例えば、建物が主物、建物に取り付けられたエアコンは従物である。判例に現れた従物の例としては、建物に対する畳・建具、宅地に対する石灯籠・取り外し可能な庭石などがある。
従物については、次の点が問題となる。
1.主物の売買
従物は「主物の処分にしたがう」(民法第87条第2項)とされているので、通常は、主物を売買すれば、当然に従物も売買されることになる。ただし、売買の当事者がこれと異なる合意をすれば、従物と主物を切り離して売買することが可能である。
2.主物の登記
主物が登記されれば、その登記により主物と従物の両方の物権変動が公示されたことになる。従って、建物が登記されれば、附属建物である物置が未登記であっても、登記の対抗力は附属建物である物置に及ぶ。
3.抵当権の設定
抵当権を設定した当時において、すでに主物に附属せしめられていた従物には、抵当権の効力が及ぶ。しかし抵当権設定後に附属せしめられた従物については解釈が分かれている。
(詳しくは付加一体物へ)
4.従たる権利
「従物は主物の処分にしたがう」という民法第87条第2項は、物と権利との関係にも類推適用されている。例えば、借地上の建物が売買される場合には、その建物とともに借地権も売買される。このように、主物に附属せしめられた権利を「従たる権利」という。
付加一体物
抵当権の効力は「その目的である不動産に付加して一体となっている物」に及ぶとしており、これを通常「付加一体物」と呼んでいる(民法第370条)。 この付加一体物とは、具体的には、土地の附合物、建物の附合物、建物の従物、土地の従物である。 1.附合物 附合物とは不動産に附合した動産をいう(民法第242条)。
具体的には、分離できない造作は建物の附合物であり、取外しの困難な庭石は土地の附合物である。従って、附合物は「構成部分」といい換えることもできる。 なお、権原のある者が附合させた物は、附合物であっても、抵当権の効力は及ばない。 2.従物 主物に附属せしめられた物のことを「従物」という(民法第87条第1項)。
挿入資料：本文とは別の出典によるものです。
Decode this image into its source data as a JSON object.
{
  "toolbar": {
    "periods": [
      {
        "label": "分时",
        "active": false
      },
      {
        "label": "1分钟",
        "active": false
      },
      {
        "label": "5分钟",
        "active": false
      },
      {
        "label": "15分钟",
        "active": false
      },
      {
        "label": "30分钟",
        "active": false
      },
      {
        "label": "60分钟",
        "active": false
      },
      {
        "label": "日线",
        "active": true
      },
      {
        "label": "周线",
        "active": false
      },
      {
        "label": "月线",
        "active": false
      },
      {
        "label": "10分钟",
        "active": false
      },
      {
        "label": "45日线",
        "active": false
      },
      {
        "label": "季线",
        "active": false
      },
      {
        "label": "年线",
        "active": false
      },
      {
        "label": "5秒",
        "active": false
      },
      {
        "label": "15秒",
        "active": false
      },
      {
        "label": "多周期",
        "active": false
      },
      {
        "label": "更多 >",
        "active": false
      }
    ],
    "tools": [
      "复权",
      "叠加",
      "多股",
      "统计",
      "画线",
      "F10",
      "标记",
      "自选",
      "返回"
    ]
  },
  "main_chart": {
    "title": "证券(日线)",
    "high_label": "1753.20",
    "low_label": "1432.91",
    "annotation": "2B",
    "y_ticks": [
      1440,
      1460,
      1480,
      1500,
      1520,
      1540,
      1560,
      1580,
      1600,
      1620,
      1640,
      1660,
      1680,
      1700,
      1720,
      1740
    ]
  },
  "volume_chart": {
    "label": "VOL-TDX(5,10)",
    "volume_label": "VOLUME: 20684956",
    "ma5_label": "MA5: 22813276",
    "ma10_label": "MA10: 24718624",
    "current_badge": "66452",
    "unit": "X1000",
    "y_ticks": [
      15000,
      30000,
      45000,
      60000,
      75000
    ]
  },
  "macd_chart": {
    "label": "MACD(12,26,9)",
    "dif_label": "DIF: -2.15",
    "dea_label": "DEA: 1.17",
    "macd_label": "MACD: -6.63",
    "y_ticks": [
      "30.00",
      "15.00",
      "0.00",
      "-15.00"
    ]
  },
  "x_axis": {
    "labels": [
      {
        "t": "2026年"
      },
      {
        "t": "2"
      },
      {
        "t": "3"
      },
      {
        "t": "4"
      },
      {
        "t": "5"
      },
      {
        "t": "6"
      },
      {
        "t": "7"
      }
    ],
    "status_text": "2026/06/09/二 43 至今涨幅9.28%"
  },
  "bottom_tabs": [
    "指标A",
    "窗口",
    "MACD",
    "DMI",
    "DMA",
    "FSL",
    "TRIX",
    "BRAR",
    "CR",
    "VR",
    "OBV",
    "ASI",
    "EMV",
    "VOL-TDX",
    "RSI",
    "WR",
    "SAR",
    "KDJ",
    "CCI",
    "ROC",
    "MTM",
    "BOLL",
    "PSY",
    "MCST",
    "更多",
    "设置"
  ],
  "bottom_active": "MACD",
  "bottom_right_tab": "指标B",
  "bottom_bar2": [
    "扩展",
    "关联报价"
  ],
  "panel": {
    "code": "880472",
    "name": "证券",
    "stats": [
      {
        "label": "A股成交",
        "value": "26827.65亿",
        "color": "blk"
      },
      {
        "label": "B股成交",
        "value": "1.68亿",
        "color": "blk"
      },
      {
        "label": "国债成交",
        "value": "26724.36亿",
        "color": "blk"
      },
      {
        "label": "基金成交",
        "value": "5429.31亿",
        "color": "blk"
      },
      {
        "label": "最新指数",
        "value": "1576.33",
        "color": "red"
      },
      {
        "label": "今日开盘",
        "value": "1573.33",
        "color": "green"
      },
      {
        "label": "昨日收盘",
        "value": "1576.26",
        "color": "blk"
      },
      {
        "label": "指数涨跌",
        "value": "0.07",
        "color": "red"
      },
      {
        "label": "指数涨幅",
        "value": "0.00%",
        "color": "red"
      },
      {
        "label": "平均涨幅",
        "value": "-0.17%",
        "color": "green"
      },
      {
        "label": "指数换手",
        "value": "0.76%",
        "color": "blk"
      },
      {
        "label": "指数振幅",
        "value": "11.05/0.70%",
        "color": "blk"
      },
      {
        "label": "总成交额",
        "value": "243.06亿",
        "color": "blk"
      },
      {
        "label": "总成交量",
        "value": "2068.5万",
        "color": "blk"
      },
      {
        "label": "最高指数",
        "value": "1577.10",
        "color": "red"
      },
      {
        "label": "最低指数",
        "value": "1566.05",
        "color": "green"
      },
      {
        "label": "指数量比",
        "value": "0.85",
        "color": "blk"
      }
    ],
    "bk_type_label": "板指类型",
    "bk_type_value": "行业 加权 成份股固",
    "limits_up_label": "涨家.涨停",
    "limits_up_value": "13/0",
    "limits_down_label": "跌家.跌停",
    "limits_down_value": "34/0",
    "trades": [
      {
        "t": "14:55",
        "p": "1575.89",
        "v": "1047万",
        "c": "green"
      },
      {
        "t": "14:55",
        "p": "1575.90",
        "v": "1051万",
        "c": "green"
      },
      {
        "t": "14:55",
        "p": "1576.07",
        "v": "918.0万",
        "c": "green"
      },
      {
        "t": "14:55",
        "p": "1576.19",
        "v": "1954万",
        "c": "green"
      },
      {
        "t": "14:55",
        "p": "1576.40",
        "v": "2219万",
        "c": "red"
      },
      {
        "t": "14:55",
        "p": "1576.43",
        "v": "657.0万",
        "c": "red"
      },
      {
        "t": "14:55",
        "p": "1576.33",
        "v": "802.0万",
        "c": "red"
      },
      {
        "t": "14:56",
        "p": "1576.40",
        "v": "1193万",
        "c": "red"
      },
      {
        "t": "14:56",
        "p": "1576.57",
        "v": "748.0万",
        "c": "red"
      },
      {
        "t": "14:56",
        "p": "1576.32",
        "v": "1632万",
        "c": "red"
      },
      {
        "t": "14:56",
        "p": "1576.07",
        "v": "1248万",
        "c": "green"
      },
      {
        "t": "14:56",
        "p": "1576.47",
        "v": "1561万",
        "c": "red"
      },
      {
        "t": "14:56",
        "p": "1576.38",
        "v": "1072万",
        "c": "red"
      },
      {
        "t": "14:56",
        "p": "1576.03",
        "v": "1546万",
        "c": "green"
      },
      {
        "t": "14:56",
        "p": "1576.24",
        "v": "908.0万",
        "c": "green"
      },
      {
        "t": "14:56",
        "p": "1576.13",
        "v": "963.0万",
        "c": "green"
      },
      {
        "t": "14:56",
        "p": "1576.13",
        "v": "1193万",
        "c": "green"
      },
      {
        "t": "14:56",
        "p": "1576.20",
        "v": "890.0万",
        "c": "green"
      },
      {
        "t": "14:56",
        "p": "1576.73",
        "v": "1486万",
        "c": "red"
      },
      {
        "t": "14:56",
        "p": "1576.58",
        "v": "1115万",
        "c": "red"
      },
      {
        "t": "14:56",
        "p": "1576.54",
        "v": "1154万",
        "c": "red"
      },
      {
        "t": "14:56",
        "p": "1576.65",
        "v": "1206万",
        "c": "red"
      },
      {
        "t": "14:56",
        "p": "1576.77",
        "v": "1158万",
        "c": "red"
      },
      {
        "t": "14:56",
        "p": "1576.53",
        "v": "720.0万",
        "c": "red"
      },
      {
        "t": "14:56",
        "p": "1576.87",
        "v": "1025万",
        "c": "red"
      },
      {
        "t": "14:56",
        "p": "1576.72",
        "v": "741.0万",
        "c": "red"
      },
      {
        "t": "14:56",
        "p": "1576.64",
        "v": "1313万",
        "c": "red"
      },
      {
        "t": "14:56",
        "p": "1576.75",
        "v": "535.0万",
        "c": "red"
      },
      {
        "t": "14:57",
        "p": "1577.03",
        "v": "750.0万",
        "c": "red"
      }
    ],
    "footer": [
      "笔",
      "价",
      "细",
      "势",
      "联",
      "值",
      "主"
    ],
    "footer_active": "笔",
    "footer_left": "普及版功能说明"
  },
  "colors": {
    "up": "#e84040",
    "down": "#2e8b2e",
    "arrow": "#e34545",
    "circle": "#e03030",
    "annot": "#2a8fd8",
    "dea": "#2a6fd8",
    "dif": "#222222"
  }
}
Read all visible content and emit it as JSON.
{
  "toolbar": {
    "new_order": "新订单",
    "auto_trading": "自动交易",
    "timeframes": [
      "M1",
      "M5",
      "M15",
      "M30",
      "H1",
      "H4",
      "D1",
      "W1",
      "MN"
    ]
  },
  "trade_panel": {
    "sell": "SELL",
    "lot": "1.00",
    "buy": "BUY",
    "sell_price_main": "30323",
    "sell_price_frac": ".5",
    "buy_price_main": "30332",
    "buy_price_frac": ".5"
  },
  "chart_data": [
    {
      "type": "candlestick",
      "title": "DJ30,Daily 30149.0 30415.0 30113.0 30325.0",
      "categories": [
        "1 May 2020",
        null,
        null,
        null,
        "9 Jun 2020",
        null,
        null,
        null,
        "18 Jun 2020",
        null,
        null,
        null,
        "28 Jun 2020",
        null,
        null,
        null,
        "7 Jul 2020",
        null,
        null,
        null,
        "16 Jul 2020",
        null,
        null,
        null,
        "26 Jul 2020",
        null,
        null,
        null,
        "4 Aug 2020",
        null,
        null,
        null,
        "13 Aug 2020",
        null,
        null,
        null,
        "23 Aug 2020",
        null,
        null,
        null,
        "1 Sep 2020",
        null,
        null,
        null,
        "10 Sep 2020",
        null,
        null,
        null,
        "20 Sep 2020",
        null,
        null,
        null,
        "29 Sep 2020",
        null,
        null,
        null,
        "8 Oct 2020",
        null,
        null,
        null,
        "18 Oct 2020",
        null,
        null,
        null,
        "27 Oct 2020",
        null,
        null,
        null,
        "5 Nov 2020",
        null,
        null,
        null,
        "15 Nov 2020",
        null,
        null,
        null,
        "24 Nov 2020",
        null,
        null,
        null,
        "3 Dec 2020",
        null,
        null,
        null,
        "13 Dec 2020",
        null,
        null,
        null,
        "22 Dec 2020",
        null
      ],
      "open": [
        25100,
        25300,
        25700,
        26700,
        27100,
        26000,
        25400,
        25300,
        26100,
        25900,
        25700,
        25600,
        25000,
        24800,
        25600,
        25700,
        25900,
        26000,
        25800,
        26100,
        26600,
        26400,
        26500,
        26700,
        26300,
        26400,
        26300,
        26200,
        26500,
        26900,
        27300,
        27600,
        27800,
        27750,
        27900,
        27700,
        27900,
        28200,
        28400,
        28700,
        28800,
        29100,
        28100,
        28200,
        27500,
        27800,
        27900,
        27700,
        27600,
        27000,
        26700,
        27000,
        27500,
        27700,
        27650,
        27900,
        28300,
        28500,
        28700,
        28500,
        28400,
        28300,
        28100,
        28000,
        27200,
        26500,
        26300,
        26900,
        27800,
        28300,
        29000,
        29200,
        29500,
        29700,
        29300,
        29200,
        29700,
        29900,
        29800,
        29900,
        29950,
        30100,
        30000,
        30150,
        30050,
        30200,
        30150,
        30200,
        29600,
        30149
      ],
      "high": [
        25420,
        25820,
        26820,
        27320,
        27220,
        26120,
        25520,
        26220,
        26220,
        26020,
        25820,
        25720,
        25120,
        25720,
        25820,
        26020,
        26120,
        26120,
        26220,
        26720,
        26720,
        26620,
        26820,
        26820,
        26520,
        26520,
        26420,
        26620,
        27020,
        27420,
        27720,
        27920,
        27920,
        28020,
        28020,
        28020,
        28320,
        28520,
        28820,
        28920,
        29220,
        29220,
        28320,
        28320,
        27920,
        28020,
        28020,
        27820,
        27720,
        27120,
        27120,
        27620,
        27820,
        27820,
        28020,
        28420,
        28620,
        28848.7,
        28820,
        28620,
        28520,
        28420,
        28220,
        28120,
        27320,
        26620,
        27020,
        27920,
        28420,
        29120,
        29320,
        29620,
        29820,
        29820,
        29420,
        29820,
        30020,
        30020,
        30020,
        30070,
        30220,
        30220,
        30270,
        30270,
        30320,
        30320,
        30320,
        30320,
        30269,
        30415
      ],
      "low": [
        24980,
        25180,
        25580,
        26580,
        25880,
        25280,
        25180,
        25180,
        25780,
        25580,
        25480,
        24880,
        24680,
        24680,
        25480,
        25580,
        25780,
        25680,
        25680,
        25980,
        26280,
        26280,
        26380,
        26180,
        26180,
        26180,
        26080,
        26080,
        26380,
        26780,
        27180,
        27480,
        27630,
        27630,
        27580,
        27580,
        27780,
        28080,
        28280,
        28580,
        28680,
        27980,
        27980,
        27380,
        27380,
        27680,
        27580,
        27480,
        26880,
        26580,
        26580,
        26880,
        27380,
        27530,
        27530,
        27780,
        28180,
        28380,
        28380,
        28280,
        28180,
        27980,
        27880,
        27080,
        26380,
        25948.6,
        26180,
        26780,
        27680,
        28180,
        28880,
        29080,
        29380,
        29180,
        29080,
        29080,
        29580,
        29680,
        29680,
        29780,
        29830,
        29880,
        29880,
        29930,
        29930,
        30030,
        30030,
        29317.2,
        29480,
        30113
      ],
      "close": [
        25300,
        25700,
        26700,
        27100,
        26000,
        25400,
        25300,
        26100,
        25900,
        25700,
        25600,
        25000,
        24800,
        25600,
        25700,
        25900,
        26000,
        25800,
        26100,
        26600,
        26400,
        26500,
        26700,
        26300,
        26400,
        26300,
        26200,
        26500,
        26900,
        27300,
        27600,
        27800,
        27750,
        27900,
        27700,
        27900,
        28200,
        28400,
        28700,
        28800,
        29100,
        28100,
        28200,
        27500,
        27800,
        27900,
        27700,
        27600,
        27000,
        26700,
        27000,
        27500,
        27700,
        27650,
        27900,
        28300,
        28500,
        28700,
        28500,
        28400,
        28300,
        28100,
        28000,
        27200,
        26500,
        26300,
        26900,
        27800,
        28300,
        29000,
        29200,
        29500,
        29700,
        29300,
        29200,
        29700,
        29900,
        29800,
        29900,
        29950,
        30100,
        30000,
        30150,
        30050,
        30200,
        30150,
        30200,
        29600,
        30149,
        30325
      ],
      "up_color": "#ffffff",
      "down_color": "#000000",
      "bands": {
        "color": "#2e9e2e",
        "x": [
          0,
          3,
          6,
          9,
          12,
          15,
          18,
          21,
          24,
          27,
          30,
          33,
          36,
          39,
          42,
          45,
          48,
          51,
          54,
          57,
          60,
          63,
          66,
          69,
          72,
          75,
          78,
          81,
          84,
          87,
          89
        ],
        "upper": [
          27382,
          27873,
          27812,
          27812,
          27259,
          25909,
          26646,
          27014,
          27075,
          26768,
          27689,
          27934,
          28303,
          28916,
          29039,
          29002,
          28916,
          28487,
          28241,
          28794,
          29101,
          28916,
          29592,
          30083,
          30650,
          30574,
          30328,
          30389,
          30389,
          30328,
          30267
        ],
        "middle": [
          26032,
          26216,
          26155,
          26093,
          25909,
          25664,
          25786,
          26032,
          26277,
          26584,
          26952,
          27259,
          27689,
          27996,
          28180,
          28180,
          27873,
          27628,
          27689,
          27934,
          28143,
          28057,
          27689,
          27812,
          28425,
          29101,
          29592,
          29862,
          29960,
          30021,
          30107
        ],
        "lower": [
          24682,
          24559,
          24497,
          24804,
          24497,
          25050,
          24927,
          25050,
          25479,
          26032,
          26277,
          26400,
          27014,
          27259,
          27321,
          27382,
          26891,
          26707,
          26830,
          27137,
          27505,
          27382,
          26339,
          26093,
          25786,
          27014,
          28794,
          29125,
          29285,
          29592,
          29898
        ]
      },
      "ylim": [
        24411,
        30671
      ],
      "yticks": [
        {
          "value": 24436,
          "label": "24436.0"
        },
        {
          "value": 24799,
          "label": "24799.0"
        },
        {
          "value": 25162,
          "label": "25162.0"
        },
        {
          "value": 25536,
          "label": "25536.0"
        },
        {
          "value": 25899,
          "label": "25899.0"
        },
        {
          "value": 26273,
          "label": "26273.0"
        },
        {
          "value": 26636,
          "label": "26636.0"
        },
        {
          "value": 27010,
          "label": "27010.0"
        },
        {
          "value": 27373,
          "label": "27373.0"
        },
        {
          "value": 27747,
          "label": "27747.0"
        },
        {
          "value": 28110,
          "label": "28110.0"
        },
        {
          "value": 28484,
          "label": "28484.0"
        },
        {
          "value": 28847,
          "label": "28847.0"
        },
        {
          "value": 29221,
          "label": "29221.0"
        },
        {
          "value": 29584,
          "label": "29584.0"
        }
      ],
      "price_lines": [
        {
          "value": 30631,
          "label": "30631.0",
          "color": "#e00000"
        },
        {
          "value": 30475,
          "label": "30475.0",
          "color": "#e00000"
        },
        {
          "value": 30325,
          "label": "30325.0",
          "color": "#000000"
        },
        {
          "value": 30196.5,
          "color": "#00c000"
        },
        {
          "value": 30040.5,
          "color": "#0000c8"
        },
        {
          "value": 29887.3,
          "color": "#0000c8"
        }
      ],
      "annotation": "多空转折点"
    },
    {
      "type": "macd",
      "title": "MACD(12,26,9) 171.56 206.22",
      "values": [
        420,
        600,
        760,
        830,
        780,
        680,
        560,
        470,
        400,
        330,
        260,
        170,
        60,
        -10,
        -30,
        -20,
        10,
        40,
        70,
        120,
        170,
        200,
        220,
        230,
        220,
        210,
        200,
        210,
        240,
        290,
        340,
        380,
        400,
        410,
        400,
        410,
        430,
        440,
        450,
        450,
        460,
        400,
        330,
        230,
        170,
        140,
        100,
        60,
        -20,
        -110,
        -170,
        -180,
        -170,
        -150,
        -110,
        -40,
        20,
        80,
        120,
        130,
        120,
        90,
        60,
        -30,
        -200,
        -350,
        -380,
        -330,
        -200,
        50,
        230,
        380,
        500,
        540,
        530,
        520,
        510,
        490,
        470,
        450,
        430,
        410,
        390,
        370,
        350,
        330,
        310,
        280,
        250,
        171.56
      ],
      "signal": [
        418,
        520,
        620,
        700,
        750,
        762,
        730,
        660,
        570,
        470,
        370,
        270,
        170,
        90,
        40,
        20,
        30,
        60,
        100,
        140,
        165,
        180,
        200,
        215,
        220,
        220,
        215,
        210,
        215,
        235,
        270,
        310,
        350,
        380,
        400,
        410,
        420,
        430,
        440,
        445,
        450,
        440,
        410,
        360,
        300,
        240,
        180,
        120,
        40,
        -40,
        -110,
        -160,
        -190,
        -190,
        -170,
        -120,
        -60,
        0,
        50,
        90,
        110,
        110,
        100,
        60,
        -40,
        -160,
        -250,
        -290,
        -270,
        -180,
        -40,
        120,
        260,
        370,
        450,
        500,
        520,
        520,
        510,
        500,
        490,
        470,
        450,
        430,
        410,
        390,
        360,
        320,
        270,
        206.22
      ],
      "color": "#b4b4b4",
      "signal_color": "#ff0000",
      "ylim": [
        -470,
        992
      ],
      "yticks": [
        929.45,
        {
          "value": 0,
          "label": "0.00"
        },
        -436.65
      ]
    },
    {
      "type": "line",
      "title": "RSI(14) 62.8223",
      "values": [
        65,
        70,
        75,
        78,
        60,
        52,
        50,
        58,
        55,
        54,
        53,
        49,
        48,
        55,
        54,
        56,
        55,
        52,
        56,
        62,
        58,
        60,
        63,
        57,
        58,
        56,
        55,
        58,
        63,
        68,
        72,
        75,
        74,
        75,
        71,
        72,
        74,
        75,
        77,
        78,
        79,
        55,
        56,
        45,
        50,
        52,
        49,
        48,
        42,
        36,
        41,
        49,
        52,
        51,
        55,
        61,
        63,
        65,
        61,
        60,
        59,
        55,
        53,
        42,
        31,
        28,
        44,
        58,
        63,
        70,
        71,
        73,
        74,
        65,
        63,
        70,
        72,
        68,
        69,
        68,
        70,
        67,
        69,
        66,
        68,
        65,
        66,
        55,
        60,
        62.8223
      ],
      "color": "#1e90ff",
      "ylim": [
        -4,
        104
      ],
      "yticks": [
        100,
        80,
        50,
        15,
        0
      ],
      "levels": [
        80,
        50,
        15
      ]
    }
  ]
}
例えば、建物に対する畳・建具、宅地に対する石灯籠・取外し可能な庭石などが従物である。 従物は、本来、付加一体物に含まれないと考えられていたが、不動産の与信能力を高めようとする社会的要請から、次第に従物も付加一体物に含めるとする解釈が主流となり、現在に至っている。 なお、抵当権設定後に付加された従物については、かつて判例は抵当権の効力が及ばないとしていたが、最近では抵当権の効力が及ぶとする判例も見られるようになっている。 3.従たる権利 借地上の建物に対する土地賃借権のように、主物に附属せしめられた権利を「従たる権利」と呼んでいる(詳しくは従たる権利へ)。判例は、抵当権の効力は当然にこの従たる権利にも及ぶとする。